An Interview with José M. Gatell, MD, PhD,
Senior Consultant & Head,
Infectious Diseases & AIDS Units of the Hospital Clinic
. Barcelona, Spain


September 25, 2003

 

Medical Advocates: The publication of Substitution of Nevirapine, Efavirenz, or Abacavir for Protease Inhibitors in Patients with Human Immunodeficiency Virus Infection. in the September 11 [2003] New England Journal of Medicine has been widely discussed by many physicians here in the United States.
Unfortunately, there are many physicians who often do not have immediate access to the journal and who would welcome knowing more about this study in which you were one of the investigators. Please explain the purpose of the NEFA
[Nevirapine/Efavirenz/Abacavir] trial described in this article?

Dr Gatell: To test if switching from a PI containing regimen in patients with plasma viral load below 200 copies to Abacavir, nevirapine or efavirenz is feasible and to perform a head to head comparison of these 3 drugs.

Medical Advocates: What were the main study findings?

Dr Gatell: At one year approximately 90% remain undetectable. Rate of virological failure was higher in the abacavir arm but toxicity was higher in the nevirapine and efavirenz arms. Consequently in the on-treatment analysis abacavir was inferior to nevirapine or efavirenz but in the intent-to-treat analysis (NC=failure, not reported in the paper) all 3 arms were equivalent. Most of the virological failures in the abacavir arm occurred in patients with previous suboptimal therapies with one or two nucleosides in the past. Lipid profile improved mostly in the abacavir arm

Medical Advocates: What is the significance of these results for HIV patients?

Dr Gatell: A PI-containing regimen in responding patients can be replaced by a more simple regimen, with some advantages, mostly in patients without prior suboptimal therapies or previous virological failures

Medical Advocates: What were the efficacy and safety results between nevirapine and efavirenz?

Dr Gatell:
There was no statistically significant difference between nevirapine and efavirenz. The percentage of patients discontinuing therapy due to side effects was almost identical in both arms although the toxicity profile was different.
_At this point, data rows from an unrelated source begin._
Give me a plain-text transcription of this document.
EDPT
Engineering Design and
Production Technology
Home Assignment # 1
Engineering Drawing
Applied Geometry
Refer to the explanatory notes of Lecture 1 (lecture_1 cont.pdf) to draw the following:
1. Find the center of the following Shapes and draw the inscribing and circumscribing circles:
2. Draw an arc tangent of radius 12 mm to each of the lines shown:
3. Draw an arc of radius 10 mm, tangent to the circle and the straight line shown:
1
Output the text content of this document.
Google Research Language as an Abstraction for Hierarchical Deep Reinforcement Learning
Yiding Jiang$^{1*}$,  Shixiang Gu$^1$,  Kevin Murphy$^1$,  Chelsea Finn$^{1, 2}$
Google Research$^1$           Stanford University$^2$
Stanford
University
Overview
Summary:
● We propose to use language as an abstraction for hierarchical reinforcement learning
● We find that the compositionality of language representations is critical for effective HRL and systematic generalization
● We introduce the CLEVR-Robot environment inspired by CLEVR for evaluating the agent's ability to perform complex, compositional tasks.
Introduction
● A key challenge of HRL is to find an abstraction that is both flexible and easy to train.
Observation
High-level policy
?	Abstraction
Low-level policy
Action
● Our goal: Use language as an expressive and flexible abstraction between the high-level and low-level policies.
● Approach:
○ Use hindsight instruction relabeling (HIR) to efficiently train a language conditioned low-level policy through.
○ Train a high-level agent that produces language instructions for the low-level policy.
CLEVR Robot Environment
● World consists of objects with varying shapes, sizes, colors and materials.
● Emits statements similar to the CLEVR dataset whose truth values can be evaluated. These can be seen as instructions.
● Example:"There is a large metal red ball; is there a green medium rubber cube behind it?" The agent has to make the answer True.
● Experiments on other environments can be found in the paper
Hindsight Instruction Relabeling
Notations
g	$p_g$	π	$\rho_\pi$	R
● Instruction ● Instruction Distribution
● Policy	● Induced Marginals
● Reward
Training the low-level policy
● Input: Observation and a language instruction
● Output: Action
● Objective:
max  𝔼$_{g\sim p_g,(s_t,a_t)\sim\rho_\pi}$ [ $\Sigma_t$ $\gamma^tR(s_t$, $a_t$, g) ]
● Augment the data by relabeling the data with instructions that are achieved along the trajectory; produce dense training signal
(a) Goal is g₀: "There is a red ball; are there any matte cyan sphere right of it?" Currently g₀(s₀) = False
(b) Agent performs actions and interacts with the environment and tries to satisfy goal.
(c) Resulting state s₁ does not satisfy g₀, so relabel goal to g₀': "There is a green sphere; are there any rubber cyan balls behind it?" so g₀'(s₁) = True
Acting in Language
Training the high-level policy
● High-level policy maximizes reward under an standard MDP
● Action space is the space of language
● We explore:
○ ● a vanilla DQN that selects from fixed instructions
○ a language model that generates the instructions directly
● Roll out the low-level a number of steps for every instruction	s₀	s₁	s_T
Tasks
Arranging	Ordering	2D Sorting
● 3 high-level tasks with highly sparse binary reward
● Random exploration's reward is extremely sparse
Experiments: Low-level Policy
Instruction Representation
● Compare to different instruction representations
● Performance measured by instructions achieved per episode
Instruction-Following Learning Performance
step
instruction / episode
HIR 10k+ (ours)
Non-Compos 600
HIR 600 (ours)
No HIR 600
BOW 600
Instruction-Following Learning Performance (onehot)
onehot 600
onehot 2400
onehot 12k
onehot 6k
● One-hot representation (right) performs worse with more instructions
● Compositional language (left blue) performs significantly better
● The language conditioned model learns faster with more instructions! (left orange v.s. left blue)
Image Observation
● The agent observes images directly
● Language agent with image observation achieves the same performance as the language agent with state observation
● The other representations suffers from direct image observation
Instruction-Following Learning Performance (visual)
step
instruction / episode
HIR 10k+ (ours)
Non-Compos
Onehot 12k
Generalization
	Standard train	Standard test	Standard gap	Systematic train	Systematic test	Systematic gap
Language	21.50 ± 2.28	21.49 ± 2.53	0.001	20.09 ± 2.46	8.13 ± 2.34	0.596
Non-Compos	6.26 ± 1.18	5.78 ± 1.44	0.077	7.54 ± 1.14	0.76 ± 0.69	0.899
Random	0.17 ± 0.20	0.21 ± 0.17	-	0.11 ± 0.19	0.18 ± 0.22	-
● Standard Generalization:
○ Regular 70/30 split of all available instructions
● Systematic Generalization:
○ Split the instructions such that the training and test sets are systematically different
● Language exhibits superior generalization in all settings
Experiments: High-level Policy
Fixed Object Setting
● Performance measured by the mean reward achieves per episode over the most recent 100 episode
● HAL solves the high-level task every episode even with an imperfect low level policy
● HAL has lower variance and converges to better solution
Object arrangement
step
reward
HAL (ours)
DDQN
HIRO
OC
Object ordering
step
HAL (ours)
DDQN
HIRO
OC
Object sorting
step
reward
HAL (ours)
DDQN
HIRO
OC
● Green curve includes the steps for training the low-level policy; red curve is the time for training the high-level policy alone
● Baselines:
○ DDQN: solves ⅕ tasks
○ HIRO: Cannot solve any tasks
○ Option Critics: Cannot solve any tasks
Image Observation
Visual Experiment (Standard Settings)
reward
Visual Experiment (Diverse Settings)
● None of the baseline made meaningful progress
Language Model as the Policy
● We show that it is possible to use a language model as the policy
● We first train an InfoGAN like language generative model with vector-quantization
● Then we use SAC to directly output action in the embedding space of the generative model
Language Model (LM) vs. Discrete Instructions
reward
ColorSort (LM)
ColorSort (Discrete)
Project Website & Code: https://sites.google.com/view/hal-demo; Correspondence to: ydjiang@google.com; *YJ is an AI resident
Medical Advocates: What do these results mean for physicians?

Dr Gatell: A substantial number of patients who are still receiving complex PI-containing regimens can be simplified without losing efficacy.
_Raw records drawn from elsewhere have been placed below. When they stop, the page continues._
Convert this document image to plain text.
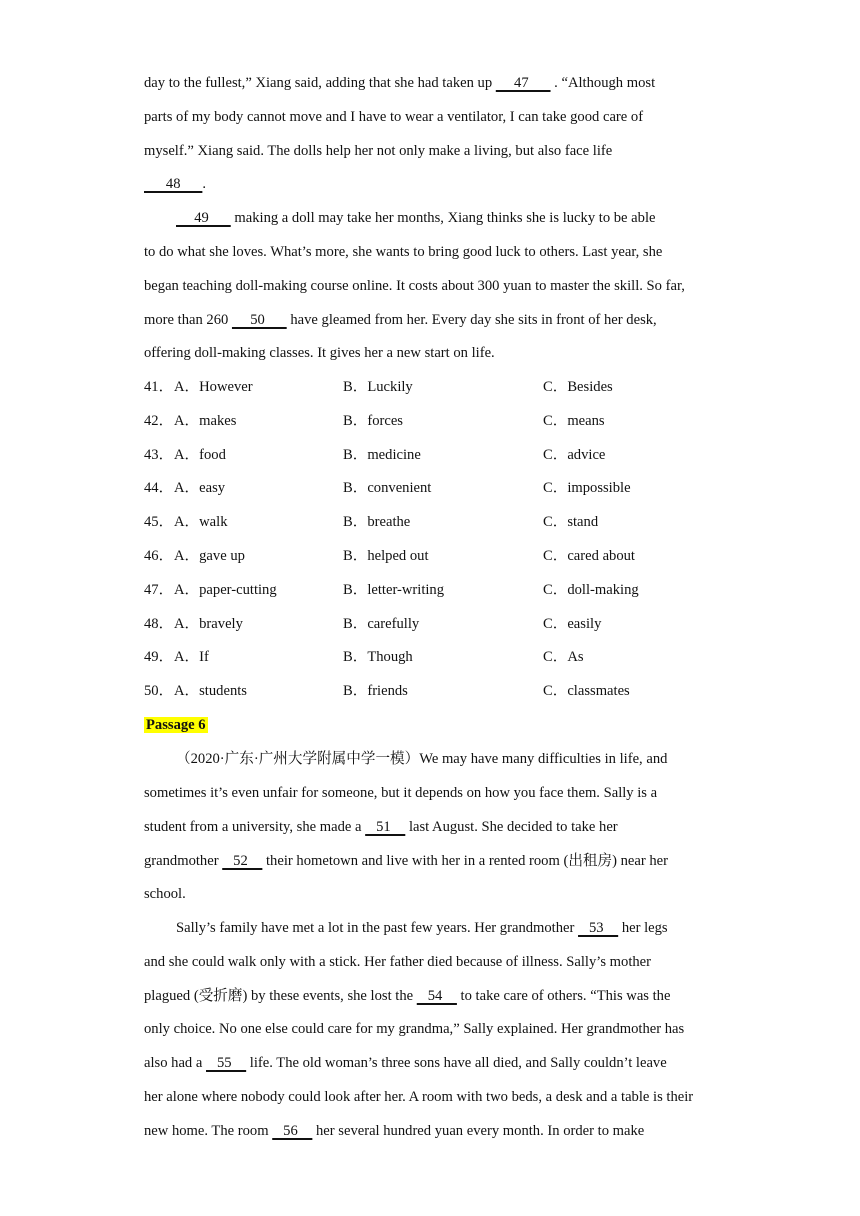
day to the fullest,” Xiang said, adding that she had taken up      47       . “Although most
parts of my body cannot move and I have to wear a ventilator, I can take good care of
myself.” Xiang said. The dolls help her not only make a living, but also face life
48      .
49       making a doll may take her months, Xiang thinks she is lucky to be able
to do what she loves. What’s more, she wants to bring good luck to others. Last year, she
began teaching doll-making course online. It costs about 300 yuan to master the skill. So far,
more than 260      50       have gleamed from her. Every day she sits in front of her desk,
offering doll-making classes. It gives her a new start on life.
41． A．However	B．Luckily	C．Besides
42． A．makes	B．forces	C．means
43． A．food	B．medicine	C．advice
44． A．easy	B．convenient	C．impossible
45． A．walk	B．breathe	C．stand
46． A．gave up	B．helped out	C．cared about
47． A．paper-cutting	B．letter-writing	C．doll-making
48． A．bravely	B．carefully	C．easily
49． A．If	B．Though	C．As
50． A．students	B．friends	C．classmates
Passage 6
（2020·广东·广州大学附属中学一模）We may have many difficulties in life, and
sometimes it’s even unfair for someone, but it depends on how you face them. Sally is a
student from a university, she made a    51     last August. She decided to take her
grandmother    52     their hometown and live with her in a rented room (出租房) near her
school.
Sally’s family have met a lot in the past few years. Her grandmother    53     her legs
and she could walk only with a stick. Her father died because of illness. Sally’s mother
plagued (受折磨) by these events, she lost the    54     to take care of others. “This was the
only choice. No one else could care for my grandma,” Sally explained. Her grandmother has
also had a    55     life. The old woman’s three sons have all died, and Sally couldn’t leave
her alone where nobody could look after her. A room with two beds, a desk and a table is their
new home. The room    56     her several hundred yuan every month. In order to make
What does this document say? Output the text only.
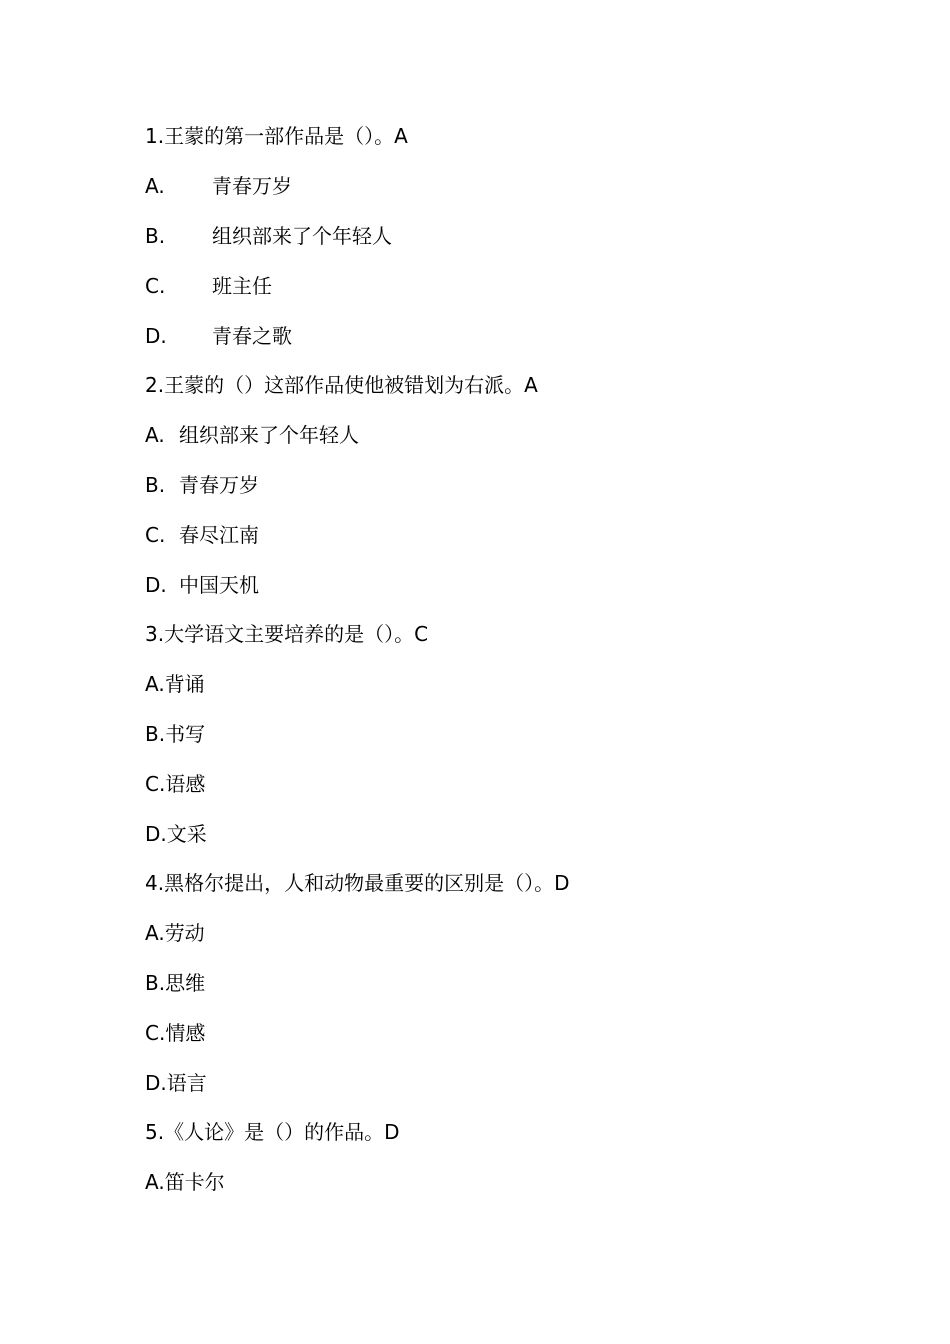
1.王蒙的第一部作品是（）。A
A. 青春万岁
B. 组织部来了个年轻人
C. 班主任
D. 青春之歌
2.王蒙的（）这部作品使他被错划为右派。A
A. 组织部来了个年轻人
B. 青春万岁
C. 春尽江南
D. 中国天机
3.大学语文主要培养的是（）。C
A.背诵
B.书写
C.语感
D.文采
4.黑格尔提出，人和动物最重要的区别是（）。D
A.劳动
B.思维
C.情感
D.语言
5.《人论》是（）的作品。D
A.笛卡尔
Medical Advocates: What is the significance of this study for patients currently on PI-containing regimens?

Dr Gatell: A substantial number of patients who are still receiving complex PI-containing regimens can be simplified without losing efficacy.

Medical Advocates:  How can you as a physician relate the study findings back to your practice as you treat HIV-infected patients?
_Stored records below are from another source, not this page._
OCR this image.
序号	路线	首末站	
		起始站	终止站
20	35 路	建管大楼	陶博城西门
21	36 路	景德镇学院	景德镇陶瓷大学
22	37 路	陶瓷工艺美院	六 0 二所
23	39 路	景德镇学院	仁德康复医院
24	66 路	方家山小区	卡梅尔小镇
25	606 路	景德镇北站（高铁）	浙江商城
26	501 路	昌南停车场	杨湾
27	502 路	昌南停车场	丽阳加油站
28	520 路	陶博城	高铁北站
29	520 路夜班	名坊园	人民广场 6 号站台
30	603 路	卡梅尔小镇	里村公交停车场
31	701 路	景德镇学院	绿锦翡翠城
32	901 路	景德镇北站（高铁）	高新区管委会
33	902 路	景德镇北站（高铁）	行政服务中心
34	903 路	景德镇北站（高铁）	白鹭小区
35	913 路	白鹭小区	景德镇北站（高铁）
Dr Gatell: Switching patients with undetectable viral load from a PI-containing regimen to nevirapine, efavirenz or abacavir has already been a relatively common practice, at least in Europe, during past years. These study further supports the scientific rational for this practice. Moreover, it is the first head-to-head comparison between nevirapine, efavirenz and abacavir for this strategy. In patients without prior suboptimal therapies with one or two nucleosides either of these three drugs can be used. Conversely, nevirapine or efavirenz should be preferred when previously suboptimal therapies did exist.

Medical Advocates: Thank you for your time. Your comments will be very helpful to many physicians.


An Interview  with José M. Gatell, MD, PhD.